Le peuple Français serait donc très loin d’appeler de ses vœux le président-arbitre voulu par les « Pères fondateurs », mais rechercherait plutôt un « monarque républicain » (selon l’expression du doyen Maurice Duverger), choisi, certes, en fonction, de sa personnalité, mais aussi de son programme politique. Programme qui devra ensuite être mis en œuvre par l’ensemble de la majorité présidentielle.
N’y aurait-il pas, dès lors, un grave malentendu entre, d’une part, les nobles souhaits des constituants d’instaurer « un arbitre placé au-dessus des contingences politiques » et d’autre part les traditionnelles aspirations au césarisme du peuple français ?
En d’autres termes, le Président de la Vème République, est-il le capitaine d'un bateau qui coule ou l’arbitre d'un jeu truqué ?
Il est pourtant indéniable qu’en 1958, les constituants ont souhaité un Président de la République arbitre (I), cependant, après bientôt soixante ans de vie politique, il apparait non moins clairement que devoir se cantonner au rôle d’arbitre s’avère en pratique impossible pour le locataire de l’Elysée (II).
- Le Président de la République : un arbitre prévu par les institutions
Le Président, tel que défini par la Constitution, est placé au dessus des autres institutions. Ce rôle d'arbitre est clairement le fruit de la volonté des constituants (A), et, de fait, les quelques périodes de « cohabitation » connues par la Vème République, révèlent la justesse de cette ambition (B).
A. La volonté des constituants d’instaurer un « Président arbitre ».
Charles De Gaulle dans son discours de Bayeux, le 16 Juin 1946, évoquait déjà son souhait de voir instaurer un Président de la République, arbitre au dessus des combinaisons partisanes. « Le chef de l’État […] a l'attribution de servir d'arbitre au dessus des contingences politiques, soit normalement par le conseil soit, dans les moments de grave confusion, en invitant le pays à faire connaître par des élections sa décision souveraine ».

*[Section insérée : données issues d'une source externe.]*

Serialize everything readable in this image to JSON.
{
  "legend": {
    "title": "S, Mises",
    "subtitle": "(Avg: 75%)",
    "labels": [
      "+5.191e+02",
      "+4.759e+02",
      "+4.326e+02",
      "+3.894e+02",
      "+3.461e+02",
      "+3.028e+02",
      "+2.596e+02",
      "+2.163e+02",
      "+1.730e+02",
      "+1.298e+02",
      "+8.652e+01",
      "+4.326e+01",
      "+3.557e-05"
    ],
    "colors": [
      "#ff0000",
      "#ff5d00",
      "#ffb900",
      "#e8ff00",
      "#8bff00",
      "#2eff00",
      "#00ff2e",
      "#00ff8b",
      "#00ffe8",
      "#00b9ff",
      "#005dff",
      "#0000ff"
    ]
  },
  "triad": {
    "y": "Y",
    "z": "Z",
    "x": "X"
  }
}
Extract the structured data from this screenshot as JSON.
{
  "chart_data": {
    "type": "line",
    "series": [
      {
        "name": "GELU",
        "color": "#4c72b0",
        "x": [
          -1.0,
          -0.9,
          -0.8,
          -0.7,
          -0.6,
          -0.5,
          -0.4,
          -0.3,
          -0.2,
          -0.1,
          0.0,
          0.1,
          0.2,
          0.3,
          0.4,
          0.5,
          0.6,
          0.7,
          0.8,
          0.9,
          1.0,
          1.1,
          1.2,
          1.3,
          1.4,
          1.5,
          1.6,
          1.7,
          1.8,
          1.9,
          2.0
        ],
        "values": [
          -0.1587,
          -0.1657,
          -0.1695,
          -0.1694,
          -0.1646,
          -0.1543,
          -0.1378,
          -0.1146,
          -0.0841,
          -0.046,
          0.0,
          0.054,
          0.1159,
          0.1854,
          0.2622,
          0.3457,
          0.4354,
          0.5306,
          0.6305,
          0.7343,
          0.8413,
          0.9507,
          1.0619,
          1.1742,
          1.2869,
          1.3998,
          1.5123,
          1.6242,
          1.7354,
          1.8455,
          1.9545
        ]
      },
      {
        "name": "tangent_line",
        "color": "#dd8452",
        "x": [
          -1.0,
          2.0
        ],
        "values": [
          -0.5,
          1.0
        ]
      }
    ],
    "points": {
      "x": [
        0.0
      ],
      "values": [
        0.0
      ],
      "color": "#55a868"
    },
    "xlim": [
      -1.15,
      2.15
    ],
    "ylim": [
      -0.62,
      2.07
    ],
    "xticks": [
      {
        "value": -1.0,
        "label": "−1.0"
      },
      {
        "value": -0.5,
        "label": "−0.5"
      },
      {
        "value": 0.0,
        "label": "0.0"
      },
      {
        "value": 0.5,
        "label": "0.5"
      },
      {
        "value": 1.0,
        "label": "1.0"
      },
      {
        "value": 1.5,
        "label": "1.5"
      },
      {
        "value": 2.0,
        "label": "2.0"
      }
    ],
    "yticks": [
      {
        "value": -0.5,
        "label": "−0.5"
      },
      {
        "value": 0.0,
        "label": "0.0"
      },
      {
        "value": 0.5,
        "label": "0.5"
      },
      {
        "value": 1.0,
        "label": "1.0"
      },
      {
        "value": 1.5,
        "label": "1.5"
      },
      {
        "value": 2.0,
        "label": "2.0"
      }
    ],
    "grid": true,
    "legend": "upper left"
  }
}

Evidemment dédaignée, pour les raisons que l’on connaît, par les constituants de la seconde Assemblée constituante (majorité absolue PCF/SFIO sortie des urnes le 11 juin 1946), cette conception inédite de la fonction présidentielle sera finalement mise en forme, douze ans plus tard, à l'article 5 alinéa 1 de la Constitution de 1958 : « Le Président de la République vieille au respect de la Constitution. Il assure par son arbitrage, le fonctionnement régulier des pouvoirs publics ainsi que la continuité de l’État ».

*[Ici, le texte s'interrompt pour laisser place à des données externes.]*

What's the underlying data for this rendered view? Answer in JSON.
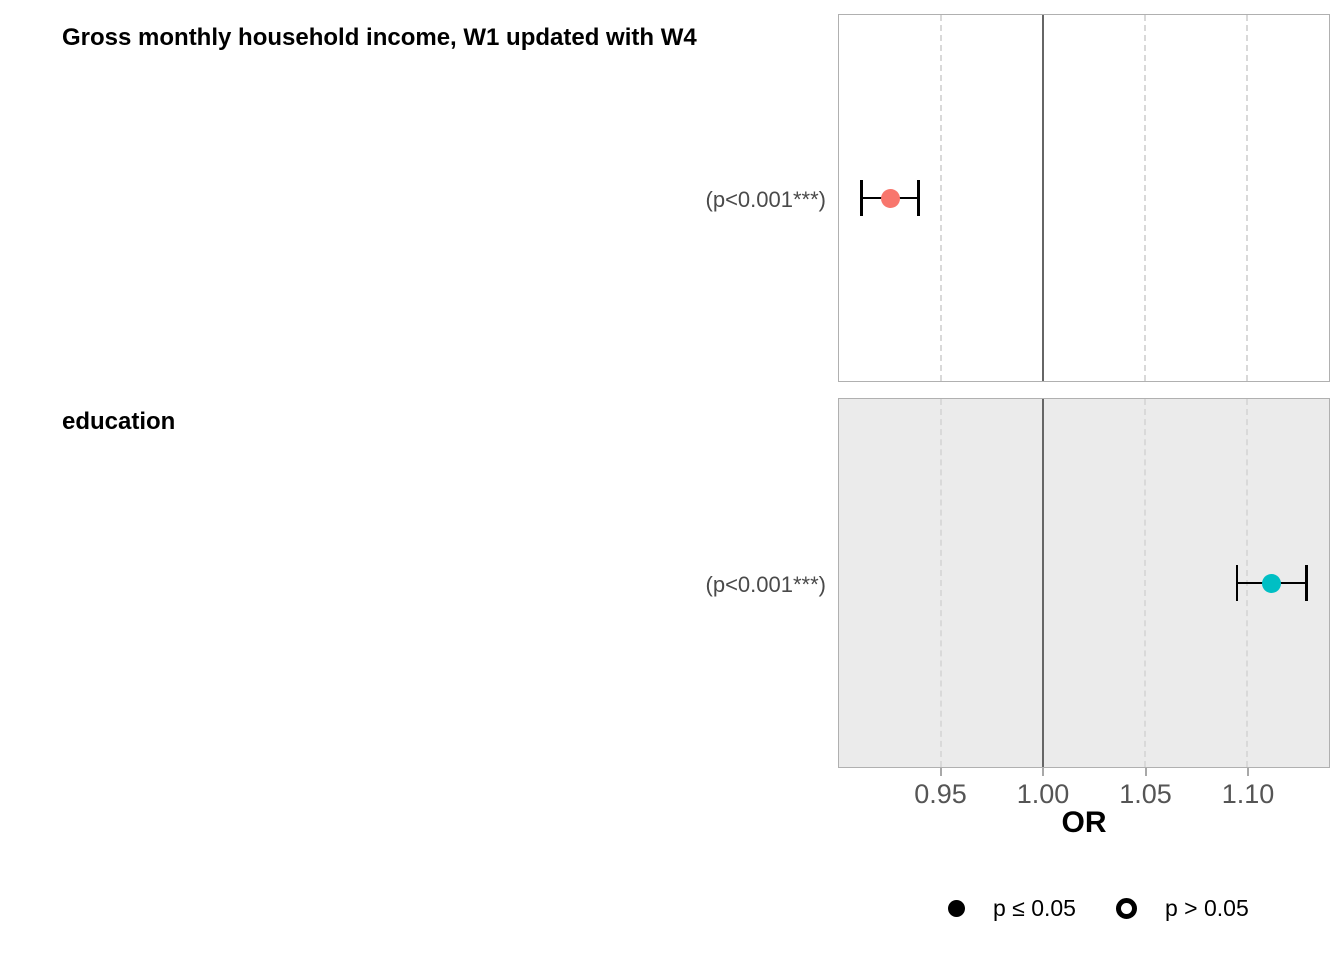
{
  "chart_data": {
    "type": "scatter",
    "subtype": "forest-plot-odds-ratios",
    "xlabel": "OR",
    "xlim": [
      0.9,
      1.14
    ],
    "x_ticks": [
      0.95,
      1.0,
      1.05,
      1.1
    ],
    "x_tick_labels": [
      "0.95",
      "1.00",
      "1.05",
      "1.10"
    ],
    "reference_line": 1.0,
    "grid": "vertical dashed gridlines at x ticks, solid reference line at OR = 1.00",
    "legend_position": "bottom",
    "facets": [
      {
        "label": "Gross monthly household income, W1 updated with W4",
        "p_label": "(p<0.001***)",
        "or": 0.925,
        "ci_low": 0.911,
        "ci_high": 0.939,
        "point_color": "#F8766D",
        "panel_bg": "#ffffff"
      },
      {
        "label": "education",
        "p_label": "(p<0.001***)",
        "or": 1.112,
        "ci_low": 1.095,
        "ci_high": 1.129,
        "point_color": "#00BFC4",
        "panel_bg": "#ebebeb"
      }
    ],
    "legend": [
      {
        "label": "p ≤ 0.05",
        "marker": "filled-circle",
        "color": "#000000"
      },
      {
        "label": "p > 0.05",
        "marker": "open-circle",
        "color": "#000000"
      }
    ]
  },
  "colors": {
    "reference_line": "#666666",
    "gridline": "#d9d9d9",
    "panel_border": "#b0b0b0",
    "axis_text": "#555555",
    "p_label_text": "#4a4a4a",
    "errorbar": "#000000"
  }
}
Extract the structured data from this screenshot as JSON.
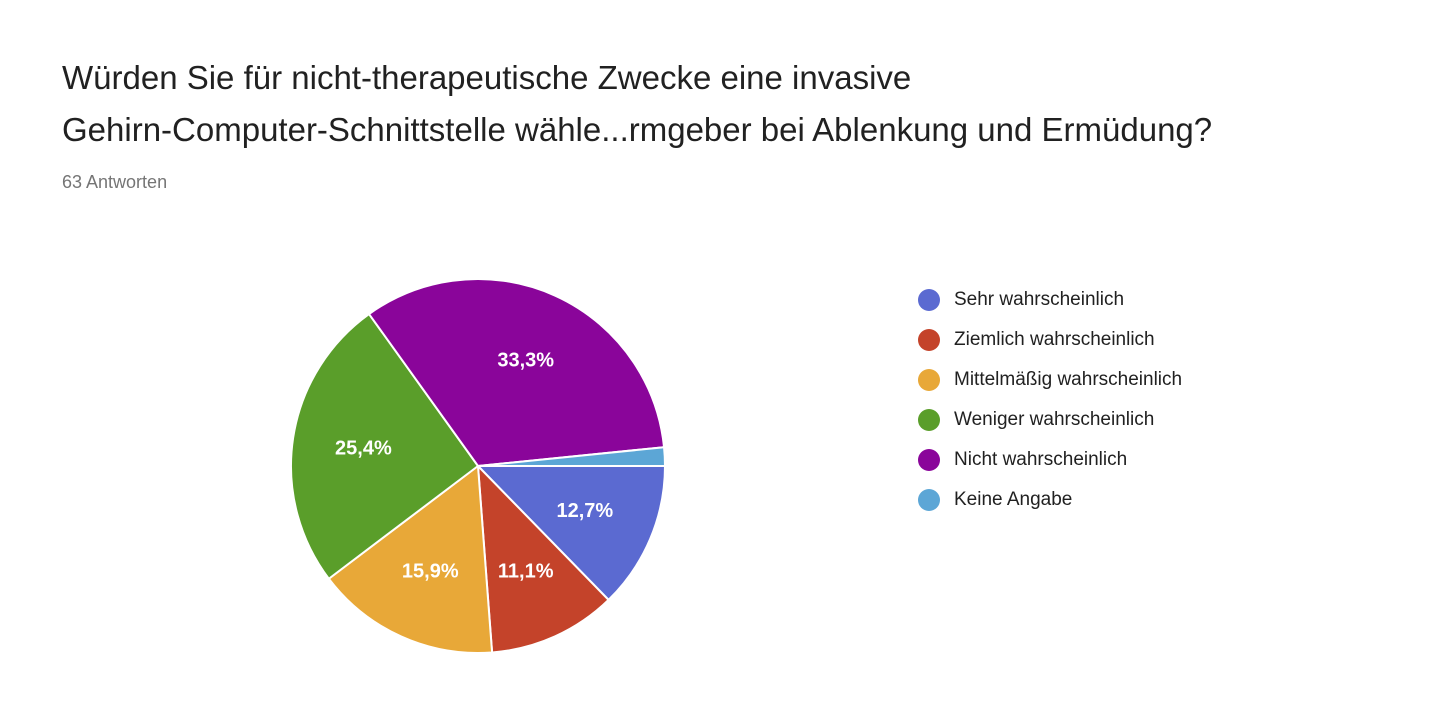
{
  "chart": {
    "title_line1": "Würden Sie für nicht-therapeutische Zwecke eine invasive",
    "title_line2": "Gehirn-Computer-Schnittstelle wähle...rmgeber bei Ablenkung und Ermüdung?",
    "response_count": "63 Antworten"
  },
  "chart_data": {
    "type": "pie",
    "categories": [
      "Sehr wahrscheinlich",
      "Ziemlich wahrscheinlich",
      "Mittelmäßig wahrscheinlich",
      "Weniger wahrscheinlich",
      "Nicht wahrscheinlich",
      "Keine Angabe"
    ],
    "values": [
      12.7,
      11.1,
      15.9,
      25.4,
      33.3,
      1.6
    ],
    "data_labels": [
      "12,7%",
      "11,1%",
      "15,9%",
      "25,4%",
      "33,3%",
      ""
    ],
    "colors": [
      "#5b6ad1",
      "#c4432a",
      "#e8a838",
      "#5a9e2a",
      "#8a059a",
      "#5ca6d6"
    ],
    "legend_position": "right"
  }
}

Pour lui permettre d’assurer ces nouvelles fonctions d’arbitrage, les constituants ont d’ailleurs prévu une série de moyens d’actions : des attributions dispensées du traditionnel contreseing ministériel, sanction de l’irresponsabilité de ces prédécesseurs. Art 19 : « Les actes du Président de la République autres que ceux prévus aux articles 8, 11, 12, 16, 18, 54, 56, 61 sont contresignés par le Premier ministre. »

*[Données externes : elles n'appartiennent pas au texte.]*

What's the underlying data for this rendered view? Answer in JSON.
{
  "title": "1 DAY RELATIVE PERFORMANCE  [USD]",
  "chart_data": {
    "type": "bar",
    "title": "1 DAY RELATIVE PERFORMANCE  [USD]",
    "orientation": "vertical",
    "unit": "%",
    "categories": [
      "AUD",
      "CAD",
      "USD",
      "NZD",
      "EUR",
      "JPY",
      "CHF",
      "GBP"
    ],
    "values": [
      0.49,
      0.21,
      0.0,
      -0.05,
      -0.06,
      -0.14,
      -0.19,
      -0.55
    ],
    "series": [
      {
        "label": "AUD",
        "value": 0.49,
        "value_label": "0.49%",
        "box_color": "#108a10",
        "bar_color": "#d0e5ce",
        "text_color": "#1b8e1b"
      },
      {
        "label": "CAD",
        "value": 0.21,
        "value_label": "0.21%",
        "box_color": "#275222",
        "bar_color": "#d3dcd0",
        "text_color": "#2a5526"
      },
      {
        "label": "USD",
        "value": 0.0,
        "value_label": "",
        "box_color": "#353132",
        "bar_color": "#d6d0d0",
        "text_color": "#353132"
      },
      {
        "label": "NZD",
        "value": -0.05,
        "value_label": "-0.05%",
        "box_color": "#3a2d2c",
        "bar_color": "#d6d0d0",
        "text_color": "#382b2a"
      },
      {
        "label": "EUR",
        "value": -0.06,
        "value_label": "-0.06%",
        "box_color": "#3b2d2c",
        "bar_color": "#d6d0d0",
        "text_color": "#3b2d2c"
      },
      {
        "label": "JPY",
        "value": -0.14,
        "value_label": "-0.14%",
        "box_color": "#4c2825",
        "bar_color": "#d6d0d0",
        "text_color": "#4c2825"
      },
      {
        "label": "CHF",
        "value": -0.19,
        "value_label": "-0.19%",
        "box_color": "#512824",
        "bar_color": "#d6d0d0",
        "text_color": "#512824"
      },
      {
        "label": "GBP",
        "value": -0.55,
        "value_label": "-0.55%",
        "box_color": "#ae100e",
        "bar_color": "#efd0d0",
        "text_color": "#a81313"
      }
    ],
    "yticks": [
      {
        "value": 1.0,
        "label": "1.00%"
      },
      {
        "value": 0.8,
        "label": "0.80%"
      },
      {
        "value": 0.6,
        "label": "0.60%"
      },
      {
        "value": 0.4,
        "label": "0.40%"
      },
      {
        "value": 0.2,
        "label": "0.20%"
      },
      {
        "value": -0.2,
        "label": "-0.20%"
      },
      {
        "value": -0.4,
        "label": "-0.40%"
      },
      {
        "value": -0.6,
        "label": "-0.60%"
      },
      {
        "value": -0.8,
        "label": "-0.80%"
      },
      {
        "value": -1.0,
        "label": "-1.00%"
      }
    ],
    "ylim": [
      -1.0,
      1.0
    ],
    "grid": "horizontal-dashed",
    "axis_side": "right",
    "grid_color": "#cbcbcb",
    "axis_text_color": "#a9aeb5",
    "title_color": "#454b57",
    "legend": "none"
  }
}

En effet, certains de ces « pouvoirs propres », véritable innovation de la Vème République, sont traditionnellement interprétés par la doctrine dominante comme étant des moyens d'actions conférés par le constituant au Président de la République pour réaliser sa mission d'arbitrage.
Ainsi, le Président de la République : nomme le Premier Ministre en réalisant un arbitrage parmi les nombreux prétendants à la fonction issus de la majorité parlementaire à l’Assemblée Nationale (Article 8 alinéa 1).
Il peut également recourir à l’arbitrage du peuple souverain de deux manières distinctes : En faisant de lui « le législateur d’un jour » (Article 11 relatif au référendum législatif), ou en lui demandant de résoudre une crise institutionnelle opposant le gouvernement et l’Assemblée Nationale (Article 12 relatif au droit de dissolution). Cet appel à l’arbitrage du peuple peut même permettre de sortir le pays d’une grave crise sociale, quasi insurrectionnelle (dissolution du 30 mai 1968).